Imperatore Cocceio Nerva busto presso la Galleria degli Uffizi a Firenze

Marco Cocceio Nerva nasce a Narnia attorno all’anno 30 d.C.

Marco Cocceio Nerva, noto semplicemente come Nerva, nato a Narni in Umbria l’ 8 novembre 30, morì a Roma il 27 gennaio 98. Essendo figlio di un Cocceio Nerva famoso giureconsulto e di Sergia Plautilla figlia di Popilio Lena, fu membro dell’aristocrazia italiana più che di quella romana, come del resto Vespasiano fondatore della dinastia Flavia. Amico e parente acquisito di Tiberio, ed ammirato da Nerone – che gli riconosceva le sue doti di poeta e gli concesse le insegne del trionfo per la congiura di Pisone – diviene console sotto Vespasiano e poi sotto Domiziano. Nel 96, al momento dell’organizzazione del complotto ai danni del fratello di Tito, riveste con ogni probabilità un ruolo importante. Al momento dell’elevazione al potere, sebbene appoggiato dal Senato, si trova in una situazione non facile, ma riesce ad adottare una saggia politica di riconciliazione e di riforme socio-economiche, partecipando anche con il proprio patrimonio personale alla distribuzione delle terre alle classi più disagiate. Fu l’ultimo imperatore italiano sia di nascita che di famiglia. Nerva non aveva seguito l’usuale carriera amministrativa (cursus honorum) anche se era stato console con Vespasiano nel 71 e con Domiziano nel 90.

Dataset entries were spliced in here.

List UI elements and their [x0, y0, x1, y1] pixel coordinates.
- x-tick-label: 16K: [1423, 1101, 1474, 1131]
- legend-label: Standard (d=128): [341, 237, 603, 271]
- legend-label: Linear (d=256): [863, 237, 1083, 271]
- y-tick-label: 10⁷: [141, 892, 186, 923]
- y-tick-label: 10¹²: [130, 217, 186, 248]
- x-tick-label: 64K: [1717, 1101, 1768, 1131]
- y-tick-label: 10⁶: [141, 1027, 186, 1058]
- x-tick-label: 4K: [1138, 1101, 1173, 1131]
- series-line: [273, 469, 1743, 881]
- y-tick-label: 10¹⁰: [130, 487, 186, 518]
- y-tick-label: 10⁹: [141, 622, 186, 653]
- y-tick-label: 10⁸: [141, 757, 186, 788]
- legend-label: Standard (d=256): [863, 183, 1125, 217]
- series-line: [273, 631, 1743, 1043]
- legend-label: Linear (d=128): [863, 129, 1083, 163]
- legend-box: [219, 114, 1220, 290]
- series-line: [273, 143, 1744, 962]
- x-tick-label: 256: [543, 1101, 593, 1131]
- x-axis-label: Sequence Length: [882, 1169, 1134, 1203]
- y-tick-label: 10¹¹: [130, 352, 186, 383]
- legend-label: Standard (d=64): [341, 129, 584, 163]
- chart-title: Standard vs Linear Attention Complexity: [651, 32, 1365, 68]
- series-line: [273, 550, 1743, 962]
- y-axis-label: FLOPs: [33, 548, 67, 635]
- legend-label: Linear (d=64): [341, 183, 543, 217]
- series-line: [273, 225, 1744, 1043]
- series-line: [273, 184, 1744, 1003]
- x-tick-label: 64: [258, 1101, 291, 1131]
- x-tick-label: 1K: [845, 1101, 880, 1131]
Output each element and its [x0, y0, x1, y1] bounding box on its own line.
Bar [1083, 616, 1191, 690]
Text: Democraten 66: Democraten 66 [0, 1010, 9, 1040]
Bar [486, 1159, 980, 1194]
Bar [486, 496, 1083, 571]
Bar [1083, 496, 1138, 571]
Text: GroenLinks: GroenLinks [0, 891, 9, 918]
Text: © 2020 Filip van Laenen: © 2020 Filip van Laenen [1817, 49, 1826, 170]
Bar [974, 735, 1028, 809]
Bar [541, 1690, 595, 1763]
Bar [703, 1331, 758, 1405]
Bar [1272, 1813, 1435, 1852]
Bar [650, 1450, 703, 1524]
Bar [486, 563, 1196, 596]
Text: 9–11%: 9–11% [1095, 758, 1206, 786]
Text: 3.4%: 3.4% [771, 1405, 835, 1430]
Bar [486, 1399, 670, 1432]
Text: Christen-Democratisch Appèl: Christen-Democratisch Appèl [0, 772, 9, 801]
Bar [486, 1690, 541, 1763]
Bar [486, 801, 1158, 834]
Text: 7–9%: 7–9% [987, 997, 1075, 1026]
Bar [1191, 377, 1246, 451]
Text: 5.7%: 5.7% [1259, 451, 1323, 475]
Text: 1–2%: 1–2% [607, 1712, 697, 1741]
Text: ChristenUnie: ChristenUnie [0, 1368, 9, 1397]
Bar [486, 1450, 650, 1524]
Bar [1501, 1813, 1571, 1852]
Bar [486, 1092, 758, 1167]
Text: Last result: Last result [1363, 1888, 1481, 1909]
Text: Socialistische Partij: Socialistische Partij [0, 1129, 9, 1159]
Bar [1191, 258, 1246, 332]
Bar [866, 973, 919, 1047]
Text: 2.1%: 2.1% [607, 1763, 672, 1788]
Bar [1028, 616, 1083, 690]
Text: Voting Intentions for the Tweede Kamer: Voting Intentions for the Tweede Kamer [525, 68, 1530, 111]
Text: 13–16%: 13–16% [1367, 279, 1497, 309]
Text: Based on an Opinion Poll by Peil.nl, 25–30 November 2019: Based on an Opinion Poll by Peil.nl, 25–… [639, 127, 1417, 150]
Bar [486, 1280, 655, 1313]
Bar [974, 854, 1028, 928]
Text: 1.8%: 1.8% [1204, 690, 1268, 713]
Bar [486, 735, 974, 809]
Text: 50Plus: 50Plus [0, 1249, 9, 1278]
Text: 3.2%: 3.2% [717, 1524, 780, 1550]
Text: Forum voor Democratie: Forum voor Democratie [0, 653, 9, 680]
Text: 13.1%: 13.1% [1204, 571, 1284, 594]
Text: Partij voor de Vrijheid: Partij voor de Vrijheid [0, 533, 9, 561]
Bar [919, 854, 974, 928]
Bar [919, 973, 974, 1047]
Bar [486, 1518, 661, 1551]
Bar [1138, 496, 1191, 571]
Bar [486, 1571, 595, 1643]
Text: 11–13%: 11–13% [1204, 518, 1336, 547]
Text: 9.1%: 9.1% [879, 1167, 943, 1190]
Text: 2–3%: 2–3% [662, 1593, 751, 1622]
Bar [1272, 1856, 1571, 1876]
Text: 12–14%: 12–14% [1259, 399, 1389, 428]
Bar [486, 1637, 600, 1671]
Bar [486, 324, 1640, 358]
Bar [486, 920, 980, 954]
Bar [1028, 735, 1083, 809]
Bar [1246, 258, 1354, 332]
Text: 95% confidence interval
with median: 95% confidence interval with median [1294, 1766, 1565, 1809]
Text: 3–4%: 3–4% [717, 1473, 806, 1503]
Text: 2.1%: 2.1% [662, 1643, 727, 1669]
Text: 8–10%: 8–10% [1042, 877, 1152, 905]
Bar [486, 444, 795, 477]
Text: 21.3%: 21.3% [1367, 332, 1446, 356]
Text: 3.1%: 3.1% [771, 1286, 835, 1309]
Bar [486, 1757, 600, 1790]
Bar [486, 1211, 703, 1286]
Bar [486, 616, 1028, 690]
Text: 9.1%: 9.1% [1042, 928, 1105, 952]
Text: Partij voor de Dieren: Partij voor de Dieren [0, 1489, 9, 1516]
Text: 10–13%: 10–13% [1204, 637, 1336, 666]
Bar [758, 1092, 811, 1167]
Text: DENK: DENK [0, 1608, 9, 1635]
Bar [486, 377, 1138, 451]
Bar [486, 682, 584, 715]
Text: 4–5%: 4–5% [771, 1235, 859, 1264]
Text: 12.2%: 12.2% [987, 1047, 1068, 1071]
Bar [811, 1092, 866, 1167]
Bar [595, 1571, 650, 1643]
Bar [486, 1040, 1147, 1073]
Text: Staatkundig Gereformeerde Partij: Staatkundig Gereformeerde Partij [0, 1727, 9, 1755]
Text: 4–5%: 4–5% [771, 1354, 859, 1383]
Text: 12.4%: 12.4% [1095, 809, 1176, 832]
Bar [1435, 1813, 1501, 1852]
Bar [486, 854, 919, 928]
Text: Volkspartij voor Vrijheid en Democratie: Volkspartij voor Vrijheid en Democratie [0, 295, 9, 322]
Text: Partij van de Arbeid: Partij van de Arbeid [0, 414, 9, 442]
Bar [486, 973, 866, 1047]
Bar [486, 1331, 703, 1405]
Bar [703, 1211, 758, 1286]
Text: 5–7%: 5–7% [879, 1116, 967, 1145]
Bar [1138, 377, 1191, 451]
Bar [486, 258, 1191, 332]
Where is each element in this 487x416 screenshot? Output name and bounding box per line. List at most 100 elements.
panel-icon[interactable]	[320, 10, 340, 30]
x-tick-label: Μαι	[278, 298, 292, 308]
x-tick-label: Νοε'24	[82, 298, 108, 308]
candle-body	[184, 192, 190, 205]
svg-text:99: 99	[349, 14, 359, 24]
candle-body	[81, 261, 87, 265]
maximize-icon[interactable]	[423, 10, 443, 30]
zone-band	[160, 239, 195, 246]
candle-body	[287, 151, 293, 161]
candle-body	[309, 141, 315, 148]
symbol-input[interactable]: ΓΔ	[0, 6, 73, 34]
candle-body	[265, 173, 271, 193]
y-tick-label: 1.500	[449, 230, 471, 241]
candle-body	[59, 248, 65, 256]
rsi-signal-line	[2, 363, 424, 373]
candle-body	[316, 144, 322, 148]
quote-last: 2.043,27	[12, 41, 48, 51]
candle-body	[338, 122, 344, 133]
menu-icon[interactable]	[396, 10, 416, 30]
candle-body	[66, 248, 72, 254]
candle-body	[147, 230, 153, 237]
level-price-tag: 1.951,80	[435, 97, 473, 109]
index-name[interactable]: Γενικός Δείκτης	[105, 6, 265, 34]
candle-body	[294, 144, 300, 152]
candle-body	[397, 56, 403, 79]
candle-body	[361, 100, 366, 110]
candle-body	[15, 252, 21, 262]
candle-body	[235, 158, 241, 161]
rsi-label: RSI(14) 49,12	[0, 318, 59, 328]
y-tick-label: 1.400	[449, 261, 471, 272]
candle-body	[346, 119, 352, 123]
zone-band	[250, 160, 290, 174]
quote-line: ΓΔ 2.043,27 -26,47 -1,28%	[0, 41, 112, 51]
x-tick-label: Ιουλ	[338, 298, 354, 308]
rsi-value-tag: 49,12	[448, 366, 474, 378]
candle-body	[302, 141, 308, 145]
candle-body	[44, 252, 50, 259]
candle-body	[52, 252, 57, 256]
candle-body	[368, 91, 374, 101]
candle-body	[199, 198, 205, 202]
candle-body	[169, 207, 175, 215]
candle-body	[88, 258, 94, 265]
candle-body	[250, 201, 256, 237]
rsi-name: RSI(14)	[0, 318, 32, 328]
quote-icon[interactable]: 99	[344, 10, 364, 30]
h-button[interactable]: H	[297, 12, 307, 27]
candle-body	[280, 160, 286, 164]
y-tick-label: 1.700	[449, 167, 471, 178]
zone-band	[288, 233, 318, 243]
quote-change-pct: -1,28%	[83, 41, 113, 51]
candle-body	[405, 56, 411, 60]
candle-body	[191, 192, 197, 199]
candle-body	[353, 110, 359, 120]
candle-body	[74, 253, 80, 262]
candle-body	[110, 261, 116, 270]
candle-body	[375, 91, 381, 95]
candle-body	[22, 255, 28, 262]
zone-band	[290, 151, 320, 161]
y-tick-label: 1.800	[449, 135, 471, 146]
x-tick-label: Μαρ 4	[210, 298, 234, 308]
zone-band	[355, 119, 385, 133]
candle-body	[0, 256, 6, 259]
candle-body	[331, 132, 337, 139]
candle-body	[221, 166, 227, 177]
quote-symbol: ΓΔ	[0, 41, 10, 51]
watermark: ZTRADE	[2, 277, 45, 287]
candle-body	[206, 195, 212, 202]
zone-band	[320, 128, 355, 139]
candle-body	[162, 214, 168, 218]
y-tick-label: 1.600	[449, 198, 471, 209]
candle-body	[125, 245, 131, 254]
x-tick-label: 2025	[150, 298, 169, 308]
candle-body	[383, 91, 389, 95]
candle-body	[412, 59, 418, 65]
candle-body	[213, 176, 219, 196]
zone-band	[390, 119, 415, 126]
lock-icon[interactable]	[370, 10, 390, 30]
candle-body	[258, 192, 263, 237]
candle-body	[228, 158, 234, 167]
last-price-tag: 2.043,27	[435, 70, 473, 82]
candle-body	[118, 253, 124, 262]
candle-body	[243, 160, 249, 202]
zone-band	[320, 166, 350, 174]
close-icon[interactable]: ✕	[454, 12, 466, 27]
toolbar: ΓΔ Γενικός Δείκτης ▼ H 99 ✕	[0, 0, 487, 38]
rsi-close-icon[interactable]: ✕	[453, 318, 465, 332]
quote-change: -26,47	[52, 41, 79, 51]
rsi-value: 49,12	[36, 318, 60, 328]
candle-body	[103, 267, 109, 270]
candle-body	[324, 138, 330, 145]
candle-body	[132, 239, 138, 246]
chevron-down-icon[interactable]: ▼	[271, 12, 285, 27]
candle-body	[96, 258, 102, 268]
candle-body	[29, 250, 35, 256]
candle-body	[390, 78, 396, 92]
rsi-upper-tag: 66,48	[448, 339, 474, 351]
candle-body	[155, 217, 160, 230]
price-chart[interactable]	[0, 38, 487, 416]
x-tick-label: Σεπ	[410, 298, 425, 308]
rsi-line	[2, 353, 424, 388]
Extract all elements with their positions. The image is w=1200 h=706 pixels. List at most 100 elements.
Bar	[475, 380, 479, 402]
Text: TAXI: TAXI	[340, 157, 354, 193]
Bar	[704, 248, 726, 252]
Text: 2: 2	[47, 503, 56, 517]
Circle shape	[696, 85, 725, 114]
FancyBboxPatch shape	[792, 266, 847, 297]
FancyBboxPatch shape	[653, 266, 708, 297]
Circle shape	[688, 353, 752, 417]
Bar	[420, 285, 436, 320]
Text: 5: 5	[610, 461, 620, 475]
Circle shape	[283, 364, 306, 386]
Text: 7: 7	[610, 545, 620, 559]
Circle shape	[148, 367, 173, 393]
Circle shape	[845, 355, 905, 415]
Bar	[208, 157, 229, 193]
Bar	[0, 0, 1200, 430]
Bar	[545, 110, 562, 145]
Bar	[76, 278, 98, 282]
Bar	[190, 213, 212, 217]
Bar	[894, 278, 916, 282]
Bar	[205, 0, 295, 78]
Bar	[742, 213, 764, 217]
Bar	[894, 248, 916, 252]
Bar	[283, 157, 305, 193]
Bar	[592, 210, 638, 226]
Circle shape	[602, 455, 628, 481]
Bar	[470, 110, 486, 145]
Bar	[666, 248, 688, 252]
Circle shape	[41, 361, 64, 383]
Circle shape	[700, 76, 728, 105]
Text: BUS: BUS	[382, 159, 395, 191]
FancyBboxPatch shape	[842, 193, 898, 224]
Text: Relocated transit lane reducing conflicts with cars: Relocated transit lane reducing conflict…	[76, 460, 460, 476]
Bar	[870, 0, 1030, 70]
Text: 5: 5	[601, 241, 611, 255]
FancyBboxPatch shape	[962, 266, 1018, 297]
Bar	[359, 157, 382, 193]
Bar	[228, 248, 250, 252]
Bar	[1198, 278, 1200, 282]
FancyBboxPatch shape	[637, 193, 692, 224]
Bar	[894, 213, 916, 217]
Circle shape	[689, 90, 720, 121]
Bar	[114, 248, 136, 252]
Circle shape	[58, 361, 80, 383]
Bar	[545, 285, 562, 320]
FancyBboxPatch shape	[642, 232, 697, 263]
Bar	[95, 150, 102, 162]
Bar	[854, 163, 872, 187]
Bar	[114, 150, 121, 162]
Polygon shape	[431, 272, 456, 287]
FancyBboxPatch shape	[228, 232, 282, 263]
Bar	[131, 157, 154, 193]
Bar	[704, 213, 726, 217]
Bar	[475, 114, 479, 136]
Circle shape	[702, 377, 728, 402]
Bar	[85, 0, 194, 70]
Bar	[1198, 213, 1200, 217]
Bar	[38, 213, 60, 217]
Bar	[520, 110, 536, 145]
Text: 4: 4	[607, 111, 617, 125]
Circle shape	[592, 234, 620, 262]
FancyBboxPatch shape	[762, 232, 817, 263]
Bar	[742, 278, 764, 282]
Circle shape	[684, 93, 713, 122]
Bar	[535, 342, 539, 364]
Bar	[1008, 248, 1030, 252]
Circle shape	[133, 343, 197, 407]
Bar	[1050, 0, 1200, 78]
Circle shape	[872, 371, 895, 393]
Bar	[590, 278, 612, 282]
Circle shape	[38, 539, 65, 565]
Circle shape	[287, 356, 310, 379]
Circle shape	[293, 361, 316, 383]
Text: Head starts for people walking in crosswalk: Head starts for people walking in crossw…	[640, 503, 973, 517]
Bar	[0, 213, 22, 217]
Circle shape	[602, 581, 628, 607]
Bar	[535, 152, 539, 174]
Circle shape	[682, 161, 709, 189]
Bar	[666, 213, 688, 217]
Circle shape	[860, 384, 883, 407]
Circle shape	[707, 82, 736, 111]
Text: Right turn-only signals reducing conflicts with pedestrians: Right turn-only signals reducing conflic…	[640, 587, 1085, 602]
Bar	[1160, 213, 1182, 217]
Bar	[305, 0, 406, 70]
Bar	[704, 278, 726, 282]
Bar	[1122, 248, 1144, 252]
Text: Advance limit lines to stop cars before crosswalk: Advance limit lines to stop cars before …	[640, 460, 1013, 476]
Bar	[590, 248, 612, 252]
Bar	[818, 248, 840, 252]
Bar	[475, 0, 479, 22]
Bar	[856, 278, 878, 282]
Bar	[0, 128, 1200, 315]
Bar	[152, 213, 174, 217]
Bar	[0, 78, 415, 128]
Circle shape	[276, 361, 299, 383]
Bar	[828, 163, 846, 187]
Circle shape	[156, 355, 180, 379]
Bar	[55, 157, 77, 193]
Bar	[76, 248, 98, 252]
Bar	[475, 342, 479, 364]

Opera dell’artista Mario Matticari da un progetto dell’ ing. Giuseppe Fortunati,  della Associazione Vivinarni, della Fondazione Carit e del Comune di Narni.

Quando fu organizzata la congiura contro Domiziano, Nerva acconsentì a divenirne il successore. Egli era molto stimato come anziano senatore ed era noto come persona mite, ma accorta. Alla morte di Domiziano, Nerva fu acclamato imperatore in senato da tutte le classi concordi sul suo nome. Le loro speranze non andarono deluse, infatti, citando liberamente Tacito, nel suo breve regno fuse le idee di impero, di libertà e di pace, dando inizio ad un secolo poi considerato d’oro. Fece immediatamente cessare le persecuzioni contro i cristiani, consentì agli esiliati di rientrare a Roma, abolì i processi di lesa maestà, reintegrò il Senato nelle sue prerogative, prodigò sue terre e denari per soccorrere i poveri ma fu molto duro contro i delatori. Fu addirittura giudicato troppo mite dal Senato e subì una congiura che venne sventata esiliando a Taranto il suo capo: il senatore Calpurnio Crasso. Nel 97 fu console per la terza volta e gli fu collega Virginio Rufo. Quando poco dopo, Nerva, vecchio e malato, si rese conto della sua debolezza, pensò di adottare un figlio. In omaggio all’interesse dello stato, non scelse nella propria famiglia, ma scelse Marco Ulpio Traiano che comandava le legioni sul Reno.